Foi-se o tempo em que a compra de um Gol, Uno ou Up! era garantia de boa revenda. Se a escolha for sua versão mais barata, pode se preparar: eles têm tudo para ser um mau negócio no futuro.
Dados da Fenabrave (federação das concessionárias) revelam que a venda de carros abaixo dos R$ 40 000 despencou em 10 anos. Em outubro de 2017, eles respondiam por quase 40% do mercado total de veículos. Hoje são apenas 20%. Ou seja, sua participação no mercado caiu pela metade.
Especialistas explicam que a queda ocorreu porque o público passou a exigir modelos equipados, deixando os 1.0 pelados para os frotistas. “Temos acompanhado de perto as tendências e vimos que o consumidor não quer mais um carro sem ao menos ar-condicionado, direção assistida, vidros e travas elétricos”, diz Oswaldo Ramos, gerente-geral de marketing da Ford.

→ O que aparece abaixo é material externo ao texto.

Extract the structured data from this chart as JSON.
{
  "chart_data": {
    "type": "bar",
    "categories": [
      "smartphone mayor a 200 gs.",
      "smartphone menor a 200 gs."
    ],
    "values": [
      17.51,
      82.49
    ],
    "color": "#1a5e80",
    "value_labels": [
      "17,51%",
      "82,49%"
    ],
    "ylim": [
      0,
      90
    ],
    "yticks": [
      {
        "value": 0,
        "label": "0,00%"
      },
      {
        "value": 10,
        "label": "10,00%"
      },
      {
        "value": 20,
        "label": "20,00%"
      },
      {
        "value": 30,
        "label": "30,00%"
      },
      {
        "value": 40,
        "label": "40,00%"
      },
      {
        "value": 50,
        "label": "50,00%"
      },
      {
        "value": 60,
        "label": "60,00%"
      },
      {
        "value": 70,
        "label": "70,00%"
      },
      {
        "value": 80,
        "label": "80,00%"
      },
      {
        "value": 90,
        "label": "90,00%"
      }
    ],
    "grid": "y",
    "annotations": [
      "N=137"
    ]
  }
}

O risco, ao comprar o carro sem ar ou direção, é ficar com o mico na mão. O que é uma economia de uns R$ 2 500, no início, pode virar uma desvalorização de mais de R$ 5 000 na hora da revenda.

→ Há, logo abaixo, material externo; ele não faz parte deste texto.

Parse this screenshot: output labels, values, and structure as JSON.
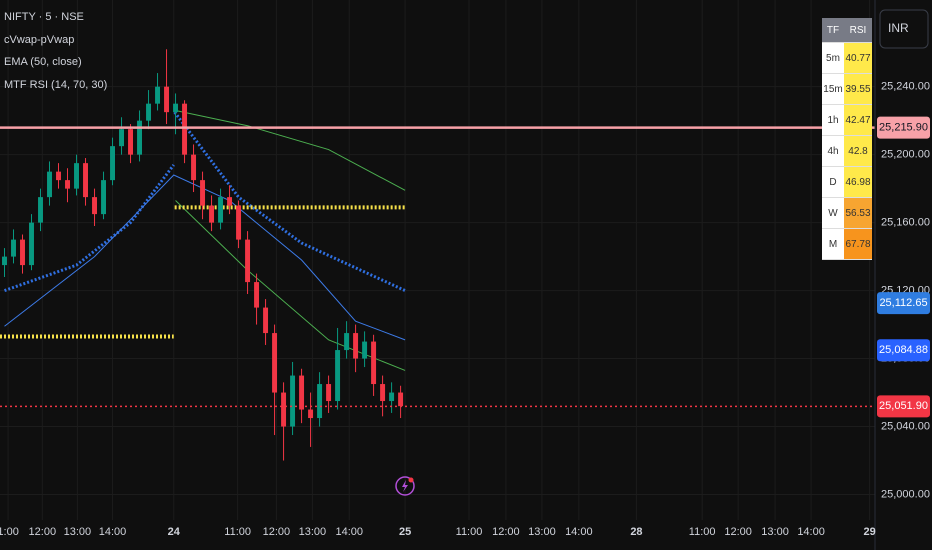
{
  "chart_data": {
    "type": "candlestick",
    "symbol": "NIFTY · 5 · NSE",
    "indicators": [
      "cVwap-pVwap",
      "EMA (50, close)",
      "MTF RSI (14, 70, 30)"
    ],
    "currency": "INR",
    "xlim": [
      -0.5,
      96.7
    ],
    "ylim": [
      24985,
      25291
    ],
    "grid": true,
    "up_color": "#089981",
    "down_color": "#f23645",
    "yticks": [
      {
        "value": 25000,
        "label": "25,000.00"
      },
      {
        "value": 25040,
        "label": "25,040.00"
      },
      {
        "value": 25080,
        "label": "25,080.00"
      },
      {
        "value": 25120,
        "label": "25,120.00"
      },
      {
        "value": 25160,
        "label": "25,160.00"
      },
      {
        "value": 25200,
        "label": "25,200.00"
      },
      {
        "value": 25240,
        "label": "25,240.00"
      }
    ],
    "xticks": [
      {
        "value": 0.4,
        "label": "1:00"
      },
      {
        "value": 4.2,
        "label": "12:00"
      },
      {
        "value": 8.1,
        "label": "13:00"
      },
      {
        "value": 12,
        "label": "14:00"
      },
      {
        "value": 18.8,
        "label": "24"
      },
      {
        "value": 25.9,
        "label": "11:00"
      },
      {
        "value": 30.2,
        "label": "12:00"
      },
      {
        "value": 34.2,
        "label": "13:00"
      },
      {
        "value": 38.3,
        "label": "14:00"
      },
      {
        "value": 44.5,
        "label": "25"
      },
      {
        "value": 51.6,
        "label": "11:00"
      },
      {
        "value": 55.7,
        "label": "12:00"
      },
      {
        "value": 59.7,
        "label": "13:00"
      },
      {
        "value": 63.8,
        "label": "14:00"
      },
      {
        "value": 70.2,
        "label": "28"
      },
      {
        "value": 77.5,
        "label": "11:00"
      },
      {
        "value": 81.5,
        "label": "12:00"
      },
      {
        "value": 85.6,
        "label": "13:00"
      },
      {
        "value": 89.6,
        "label": "14:00"
      },
      {
        "value": 96.1,
        "label": "29"
      }
    ],
    "ohlc": [
      [
        25135,
        25145,
        25128,
        25140
      ],
      [
        25140,
        25156,
        25136,
        25150
      ],
      [
        25150,
        25153,
        25130,
        25135
      ],
      [
        25135,
        25165,
        25132,
        25160
      ],
      [
        25160,
        25180,
        25155,
        25175
      ],
      [
        25175,
        25196,
        25170,
        25190
      ],
      [
        25190,
        25195,
        25180,
        25185
      ],
      [
        25185,
        25192,
        25172,
        25180
      ],
      [
        25180,
        25200,
        25176,
        25195
      ],
      [
        25195,
        25198,
        25170,
        25175
      ],
      [
        25175,
        25180,
        25158,
        25165
      ],
      [
        25165,
        25190,
        25162,
        25185
      ],
      [
        25185,
        25210,
        25182,
        25205
      ],
      [
        25205,
        25222,
        25200,
        25215
      ],
      [
        25215,
        25218,
        25195,
        25200
      ],
      [
        25200,
        25226,
        25196,
        25220
      ],
      [
        25220,
        25238,
        25215,
        25230
      ],
      [
        25230,
        25248,
        25226,
        25240
      ],
      [
        25240,
        25262,
        25218,
        25225
      ],
      [
        25225,
        25236,
        25212,
        25230
      ],
      [
        25230,
        25232,
        25195,
        25200
      ],
      [
        25200,
        25206,
        25178,
        25185
      ],
      [
        25185,
        25190,
        25162,
        25170
      ],
      [
        25170,
        25176,
        25155,
        25160
      ],
      [
        25160,
        25180,
        25156,
        25175
      ],
      [
        25175,
        25182,
        25165,
        25170
      ],
      [
        25170,
        25173,
        25145,
        25150
      ],
      [
        25150,
        25155,
        25118,
        25125
      ],
      [
        25125,
        25130,
        25100,
        25110
      ],
      [
        25110,
        25115,
        25088,
        25095
      ],
      [
        25095,
        25100,
        25035,
        25060
      ],
      [
        25060,
        25066,
        25020,
        25040
      ],
      [
        25040,
        25078,
        25035,
        25070
      ],
      [
        25070,
        25074,
        25042,
        25050
      ],
      [
        25050,
        25060,
        25028,
        25045
      ],
      [
        25045,
        25072,
        25040,
        25065
      ],
      [
        25065,
        25070,
        25048,
        25055
      ],
      [
        25055,
        25098,
        25050,
        25085
      ],
      [
        25085,
        25102,
        25080,
        25095
      ],
      [
        25095,
        25100,
        25072,
        25080
      ],
      [
        25080,
        25096,
        25075,
        25090
      ],
      [
        25090,
        25094,
        25058,
        25065
      ],
      [
        25065,
        25070,
        25046,
        25055
      ],
      [
        25055,
        25066,
        25048,
        25060
      ],
      [
        25060,
        25064,
        25045,
        25052
      ]
    ],
    "overlays": [
      {
        "color": "#2f6fe0",
        "width": 3,
        "dotted": true,
        "x": [
          0,
          8,
          14,
          18.8,
          null,
          18.9,
          26,
          33,
          44.5
        ],
        "values": [
          25120,
          25135,
          25160,
          25194,
          null,
          25225,
          25175,
          25148,
          25120
        ]
      },
      {
        "color": "#3d7be8",
        "width": 1,
        "x": [
          0,
          10,
          18.8,
          25,
          33,
          39,
          44.5
        ],
        "values": [
          25099,
          25140,
          25188,
          25173,
          25138,
          25102,
          25091
        ]
      },
      {
        "color": "#4caf50",
        "width": 1,
        "x": [
          19,
          27,
          36,
          44.5
        ],
        "values": [
          25226,
          25217,
          25203,
          25179
        ]
      },
      {
        "color": "#4caf50",
        "width": 1,
        "x": [
          19,
          27,
          36,
          44.5
        ],
        "values": [
          25173,
          25132,
          25091,
          25073
        ]
      },
      {
        "color": "#f5e04a",
        "width": 4,
        "dotted": true,
        "x": [
          -0.5,
          18.8
        ],
        "values": [
          25093,
          25093
        ]
      },
      {
        "color": "#f5e04a",
        "width": 4,
        "dotted": true,
        "x": [
          18.9,
          44.5
        ],
        "values": [
          25169,
          25169
        ]
      }
    ],
    "price_lines": [
      {
        "value": 25215.9,
        "label": "25,215.90",
        "color": "#f7a1a8",
        "text_color": "#131722",
        "line": "solid"
      },
      {
        "value": 25112.65,
        "label": "25,112.65",
        "color": "#2f7de1",
        "text_color": "#ffffff"
      },
      {
        "value": 25084.88,
        "label": "25,084.88",
        "color": "#2962ff",
        "text_color": "#ffffff"
      },
      {
        "value": 25051.9,
        "label": "25,051.90",
        "color": "#f23645",
        "text_color": "#ffffff",
        "line": "dotted"
      }
    ],
    "rsi_table": {
      "header": [
        "TF",
        "RSI"
      ],
      "rows": [
        {
          "tf": "5m",
          "rsi": 40.77,
          "color": "#ffe94a"
        },
        {
          "tf": "15m",
          "rsi": 39.55,
          "color": "#ffe94a"
        },
        {
          "tf": "1h",
          "rsi": 42.47,
          "color": "#ffe94a"
        },
        {
          "tf": "4h",
          "rsi": 42.8,
          "color": "#ffe94a"
        },
        {
          "tf": "D",
          "rsi": 46.98,
          "color": "#ffe94a"
        },
        {
          "tf": "W",
          "rsi": 56.53,
          "color": "#f7a531"
        },
        {
          "tf": "M",
          "rsi": 67.78,
          "color": "#f7941d"
        }
      ]
    }
  }
}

Antenadas a essa mudança de comportamento, algumas marcas passaram a lançar carros de entrada mais equipados. É o caso da Hyundai e da Ford – esta decidiu não vender o novo Ka sem o quarteto “ar, direção, vidro e trava”. Por isso, seu preço básico é de R$ 43.780. Enquanto isso, a Volks optou pela estratégia tradicional com o Up!, para que o valor de tabela fosse muito menor: R$ 37.990. Se incluir os itens acima como opcionais, ele vai para R$ 43.240.
Para essas montadoras, lançar uma versão que poucos querem tem a função de criar o que elas chamam de fluxo de loja. É o famoso “a partir de R$ 39 990”. O método consiste em atrair o consumidor para a concessionária para depois o vendedor convencer o interessado a levar um modelo que no fim sairá bem mais caro do que no anúncio.
A estratégia dá espaço para que na selva do mercado surja outra espécie de mico: o 1.0 equipado sem ar-condicionado. Aumento de renda e maior acesso ao crédito explicam essa nova preferência do mercado.
“Como há mais crédito, as pessoas escolhem o carro mais caro e financiam o valor, já que os prazos são longos e as taxas, baixas, comparadas a outras modalidades”, diz Samy Dana, especialista em finanças e professor da Fundação Getúlio Vargas (FGV).